Tuesday, 31 July 2012

Supporting Your Evangelism


I’ve been enjoying helping out at Bures Holiday Club this week. It is a joint venture between the 2 churches, but it is largely run by the Anglican Church in the village. They are doing a really brilliant job, the children are having a ball as well as learning more about Jesus!

It’s Olympic themed this year and the teaching so far has been about being on Jesus’ ‘team’, like the disciples were. Since some of the disciples were fishermen, they were probably quite used to working as a team. I was reading this week about net fishing and how it is a team effort, taking several men to haul nets back into the boat after a catch.

Even though we are meant to be "fishers of men" I don’t think we think of evangelism as a team effort very much.
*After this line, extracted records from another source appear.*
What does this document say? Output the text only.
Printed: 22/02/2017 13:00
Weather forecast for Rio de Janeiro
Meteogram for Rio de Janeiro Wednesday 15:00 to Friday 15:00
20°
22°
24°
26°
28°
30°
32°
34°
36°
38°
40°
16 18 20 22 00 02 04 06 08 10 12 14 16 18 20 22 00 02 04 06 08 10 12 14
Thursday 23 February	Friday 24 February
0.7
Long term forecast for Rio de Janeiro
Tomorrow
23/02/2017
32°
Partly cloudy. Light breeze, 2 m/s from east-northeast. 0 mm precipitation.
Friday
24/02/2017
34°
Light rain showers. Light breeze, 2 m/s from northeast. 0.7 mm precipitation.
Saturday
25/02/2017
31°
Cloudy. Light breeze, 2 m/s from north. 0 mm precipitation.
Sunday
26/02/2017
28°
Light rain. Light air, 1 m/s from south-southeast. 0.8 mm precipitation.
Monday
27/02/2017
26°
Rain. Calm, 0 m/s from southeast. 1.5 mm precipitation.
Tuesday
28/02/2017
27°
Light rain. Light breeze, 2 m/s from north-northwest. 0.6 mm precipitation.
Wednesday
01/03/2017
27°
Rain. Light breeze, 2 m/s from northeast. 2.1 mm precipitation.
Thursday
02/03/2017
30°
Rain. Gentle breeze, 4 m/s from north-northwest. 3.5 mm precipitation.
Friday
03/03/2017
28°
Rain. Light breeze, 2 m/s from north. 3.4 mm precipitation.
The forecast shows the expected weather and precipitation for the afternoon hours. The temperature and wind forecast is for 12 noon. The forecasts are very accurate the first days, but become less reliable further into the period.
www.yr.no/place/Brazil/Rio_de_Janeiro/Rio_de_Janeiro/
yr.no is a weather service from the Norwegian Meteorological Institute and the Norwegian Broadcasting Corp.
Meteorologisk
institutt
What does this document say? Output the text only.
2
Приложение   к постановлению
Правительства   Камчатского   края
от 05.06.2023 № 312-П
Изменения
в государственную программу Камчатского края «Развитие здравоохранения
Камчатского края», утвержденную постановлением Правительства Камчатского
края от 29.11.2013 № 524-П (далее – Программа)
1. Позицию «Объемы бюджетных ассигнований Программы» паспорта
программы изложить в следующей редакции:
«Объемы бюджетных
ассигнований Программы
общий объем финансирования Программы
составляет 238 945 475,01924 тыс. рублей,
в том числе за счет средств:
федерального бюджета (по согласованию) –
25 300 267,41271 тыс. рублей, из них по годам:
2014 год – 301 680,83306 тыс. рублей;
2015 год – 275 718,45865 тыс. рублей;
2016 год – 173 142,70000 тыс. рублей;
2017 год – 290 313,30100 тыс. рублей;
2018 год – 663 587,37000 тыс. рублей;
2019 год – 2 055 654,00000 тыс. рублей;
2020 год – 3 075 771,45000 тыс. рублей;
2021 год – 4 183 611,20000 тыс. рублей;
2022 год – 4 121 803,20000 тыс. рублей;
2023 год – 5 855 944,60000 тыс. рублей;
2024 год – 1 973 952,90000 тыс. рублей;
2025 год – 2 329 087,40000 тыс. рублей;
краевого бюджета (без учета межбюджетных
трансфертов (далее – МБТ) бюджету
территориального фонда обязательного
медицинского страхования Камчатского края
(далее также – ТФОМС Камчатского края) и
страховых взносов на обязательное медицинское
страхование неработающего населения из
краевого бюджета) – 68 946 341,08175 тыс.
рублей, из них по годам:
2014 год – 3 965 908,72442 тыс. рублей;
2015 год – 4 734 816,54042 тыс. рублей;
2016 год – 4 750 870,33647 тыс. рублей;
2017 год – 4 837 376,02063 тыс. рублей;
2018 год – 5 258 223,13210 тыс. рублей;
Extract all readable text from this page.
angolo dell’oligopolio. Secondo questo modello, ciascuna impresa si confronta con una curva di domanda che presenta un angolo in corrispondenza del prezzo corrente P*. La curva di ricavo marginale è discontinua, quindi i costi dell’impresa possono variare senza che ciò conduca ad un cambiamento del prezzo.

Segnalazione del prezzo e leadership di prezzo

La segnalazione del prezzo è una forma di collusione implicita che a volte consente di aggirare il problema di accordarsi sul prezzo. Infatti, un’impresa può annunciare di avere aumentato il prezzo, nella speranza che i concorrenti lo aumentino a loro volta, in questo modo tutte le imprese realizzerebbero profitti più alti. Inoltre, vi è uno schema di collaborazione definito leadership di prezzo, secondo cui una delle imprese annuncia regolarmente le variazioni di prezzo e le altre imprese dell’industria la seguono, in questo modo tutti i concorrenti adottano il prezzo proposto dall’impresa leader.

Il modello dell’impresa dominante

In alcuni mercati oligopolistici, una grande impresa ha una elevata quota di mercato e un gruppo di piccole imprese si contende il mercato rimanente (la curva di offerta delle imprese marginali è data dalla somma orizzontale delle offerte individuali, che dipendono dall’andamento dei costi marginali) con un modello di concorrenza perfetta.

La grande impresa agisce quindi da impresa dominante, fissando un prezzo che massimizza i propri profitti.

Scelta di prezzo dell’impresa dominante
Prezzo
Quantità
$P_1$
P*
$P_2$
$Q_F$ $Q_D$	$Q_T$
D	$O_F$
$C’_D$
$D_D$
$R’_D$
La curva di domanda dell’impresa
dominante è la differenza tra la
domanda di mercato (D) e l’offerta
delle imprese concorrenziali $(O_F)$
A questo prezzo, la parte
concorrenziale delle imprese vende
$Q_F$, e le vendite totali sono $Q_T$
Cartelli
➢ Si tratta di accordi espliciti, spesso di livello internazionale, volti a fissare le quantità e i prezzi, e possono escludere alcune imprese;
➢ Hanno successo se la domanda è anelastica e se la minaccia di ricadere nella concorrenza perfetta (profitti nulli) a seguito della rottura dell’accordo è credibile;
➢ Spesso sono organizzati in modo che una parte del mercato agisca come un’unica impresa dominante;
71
We put pressure on ourselves to draw people to Christ, because we want them to share the happiness we have in our relationship with God, but perhaps we don't realise we would be more effective if we worked together.

I am really keen for people in our house groups to support one another in their evangelism, as a team. Having a little group of people around you, discussing it and praying about it regularly can keep your outreach on the straight and narrow.

Often evangelism can suffer from being either too aggressive (trying to push or manipulate people into new beliefs) or too passive (just getting to know people and hoping your faith will impact them somehow). With a team you can help each other to find that proactive middle ground - evangelism characterised by regular prayer, listening to God, respect and genuine love for those we evangelise to, and both patience and courage.

It’s a tall order – wouldn’t it be useful to have some people around you to share the challenge with?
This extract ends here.